Nunca olvidaré la primera vez
que vi Madrid, fue en 1952, llegaba a la gran ciudad para cumplir el
servicio militar. Bajaba el autobús de línea por el paseo de Extremadura, a un lado quedaba la Casa de Campo, a otro una hilera de casas antiguas junto a
la Puerta del Angel y un poco más allá otras en construcción en lo que sería la
avenida de Portugal. Entonces alcé la vista y en el horizonte, en lo alto de
una colina, apareció el Palacio
Real, grandioso, refulgiendo con sus
sillares plateados por la luz de la
tarde, engarzado como una alhaja en el Campo del Moro.
Aquello me pareció una visión sublime, como una revelación.
Cuando crucé el Manzanares por el
puente de Segovia sentí que atravesaba una frontera que me iba a cambiar, no
entraba solo en un nuevo lugar, sino en
un nuevo tiempo. Para bien o para mal, la vida que había llevado hasta ese
momento había terminado, después de
Madrid ya nada sería igual.
Luego, subiendo la cuesta de San Vicente, con la cara pegada al
cristal como un niño en un escaparate,
intentaba no perderme detalle. Los edificios me parecían castillos
y los policías municipales, con sus cascos blancos y sus cananas cruzadas,
caballeros medievales que dirigían a los
coches como si fueran sus huestes. Por
las aceras las gentes andaban aprisa, con
paso decidido y marcial, en lugar
de caminar parecían estar desfilando. Desde entonces me ha dado
la sensación de que Madrid se encuentra siempre en estado de sitio, como si
estuviera en constante preparación para la
batalla (para muchos de los que nos criamos en un pueblo ir a la capital
era como ir a la guerra).
Me acompañaban en el autobús mis quintos Eusebio y Juan de Bayuela y Nasta de Cardiel, nos había tocado hacer el campamento en el Pardo e íbamos juntos en esta aventura.

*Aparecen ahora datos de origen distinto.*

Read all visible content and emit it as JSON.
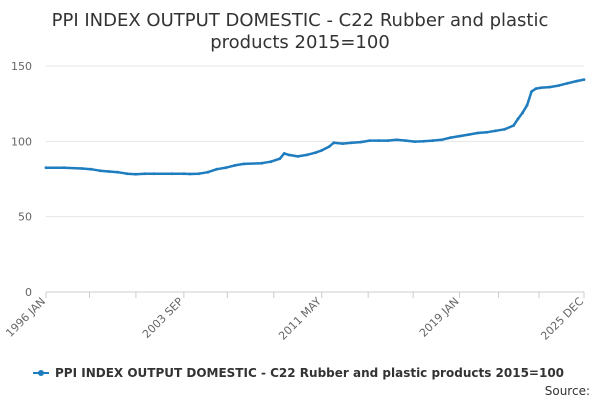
{
  "chart_data": {
    "type": "line",
    "title_line1": "PPI INDEX OUTPUT DOMESTIC - C22 Rubber and plastic",
    "title_line2": "products 2015=100",
    "xlabel": "",
    "ylabel": "",
    "ylim": [
      0,
      150
    ],
    "y_ticks": [
      0,
      50,
      100,
      150
    ],
    "x_range": [
      "1996 JAN",
      "2025 DEC"
    ],
    "x_ticks": [
      "1996 JAN",
      "2003 SEP",
      "2011 MAY",
      "2019 JAN",
      "2025 DEC"
    ],
    "grid": "horizontal",
    "legend_position": "bottom",
    "source_label": "Source:",
    "series": [
      {
        "name": "PPI INDEX OUTPUT DOMESTIC - C22 Rubber and plastic products 2015=100",
        "color": "#1f7dbf",
        "points": [
          [
            "1996 JAN",
            82.5
          ],
          [
            "1997 JAN",
            82.5
          ],
          [
            "1998 JAN",
            82.0
          ],
          [
            "1998 JUL",
            81.5
          ],
          [
            "1999 JAN",
            80.5
          ],
          [
            "1999 JUL",
            80.0
          ],
          [
            "2000 JAN",
            79.5
          ],
          [
            "2000 JUL",
            78.5
          ],
          [
            "2001 JAN",
            78.2
          ],
          [
            "2001 JUL",
            78.5
          ],
          [
            "2002 JAN",
            78.5
          ],
          [
            "2003 JAN",
            78.5
          ],
          [
            "2003 SEP",
            78.5
          ],
          [
            "2004 JAN",
            78.3
          ],
          [
            "2004 JUL",
            78.5
          ],
          [
            "2005 JAN",
            79.5
          ],
          [
            "2005 JUL",
            81.5
          ],
          [
            "2006 JAN",
            82.5
          ],
          [
            "2006 JUL",
            84.0
          ],
          [
            "2007 JAN",
            85.0
          ],
          [
            "2008 JAN",
            85.5
          ],
          [
            "2008 JUL",
            86.5
          ],
          [
            "2009 JAN",
            88.5
          ],
          [
            "2009 APR",
            92.0
          ],
          [
            "2009 JUL",
            91.0
          ],
          [
            "2010 JAN",
            90.0
          ],
          [
            "2010 JUL",
            91.0
          ],
          [
            "2011 JAN",
            92.5
          ],
          [
            "2011 MAY",
            94.0
          ],
          [
            "2011 OCT",
            96.5
          ],
          [
            "2012 JAN",
            99.0
          ],
          [
            "2012 JUL",
            98.5
          ],
          [
            "2013 JAN",
            99.0
          ],
          [
            "2013 JUL",
            99.5
          ],
          [
            "2014 JAN",
            100.5
          ],
          [
            "2014 JUL",
            100.5
          ],
          [
            "2015 JAN",
            100.5
          ],
          [
            "2015 JUL",
            101.0
          ],
          [
            "2016 JAN",
            100.5
          ],
          [
            "2016 JUL",
            99.8
          ],
          [
            "2017 JAN",
            100.0
          ],
          [
            "2017 JUL",
            100.5
          ],
          [
            "2018 JAN",
            101.0
          ],
          [
            "2018 JUL",
            102.5
          ],
          [
            "2019 JAN",
            103.5
          ],
          [
            "2019 JUL",
            104.5
          ],
          [
            "2020 JAN",
            105.5
          ],
          [
            "2020 JUL",
            106.0
          ],
          [
            "2021 JAN",
            107.0
          ],
          [
            "2021 JUL",
            108.0
          ],
          [
            "2022 JAN",
            110.5
          ],
          [
            "2022 APR",
            115.0
          ],
          [
            "2022 JUL",
            119.0
          ],
          [
            "2022 OCT",
            124.0
          ],
          [
            "2023 JAN",
            133.0
          ],
          [
            "2023 APR",
            135.0
          ],
          [
            "2023 JUL",
            135.5
          ],
          [
            "2024 JAN",
            136.0
          ],
          [
            "2024 JUL",
            137.0
          ],
          [
            "2025 JAN",
            138.5
          ],
          [
            "2025 JUL",
            140.0
          ],
          [
            "2025 DEC",
            141.0
          ]
        ]
      }
    ]
  }
}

Asombrados como yo, contemplaban todo con la máxima curiosidad y hacía rato que
no hablaban. Sentados en la fila abatible del pasillo, sin saber decidirse,
miraban a izquierda y derecha como si vieran un partido de tenis. Cuando
ya íbamos a torcer por la calle de Bailén, en dirección a la
estación, paramos en un semáforo y entonces me sorprendí al ver a lo lejos una
construcción gigantesca, la más grande que había visto en mi vida. De repente,
como si estuviera poseído, le imploré al conductor que abriera las puertas y
nos dejará bajar, consintió con desgana y poco después atravesaba la Plaza de España con la maleta a
cuestas, andando ligero y decidido, como un visionario, algunos pasos atrás me
seguían mis paisanos a regañadientes,
quejándose de la marcha que llevábamos, pero es que yo me sentía como
Moisés guiando al pueblo de Israel y no podía parar.
Al llegar al final de la plaza miré hacia arriba hasta que el cuello ya
no me daba más, el Edificio España, recién inaugurado, con sus 25
plantas y sus mil ventanas, era algo nunca visto, de hecho se había convertido
en el edificio más alto de Europa.
Viendo pasar las nubes por su fachada
parecía que el edificio se echaba encima, una sensación de vértigo recorría mi cuerpo y aún mi alma
vacilaba más.
Hasta ese día la construcción más grande que había contemplado era
la catedral de Toledo pero ahora
la recordaba pequeña e inocente
en comparación. En el flanco izquierdo de la plaza se estaba iniciando la
construcción de otro edificio que sería aún más alto, la Torre de Madrid. Pensé
que las iglesias góticas iban a sentirse tristes, sus piedras nunca
podrían igualar la ligereza del hierro
y el hormigón, y los
hombres iban a dirigir ahora su atención
a estas catedrales civiles que son los rascacielos.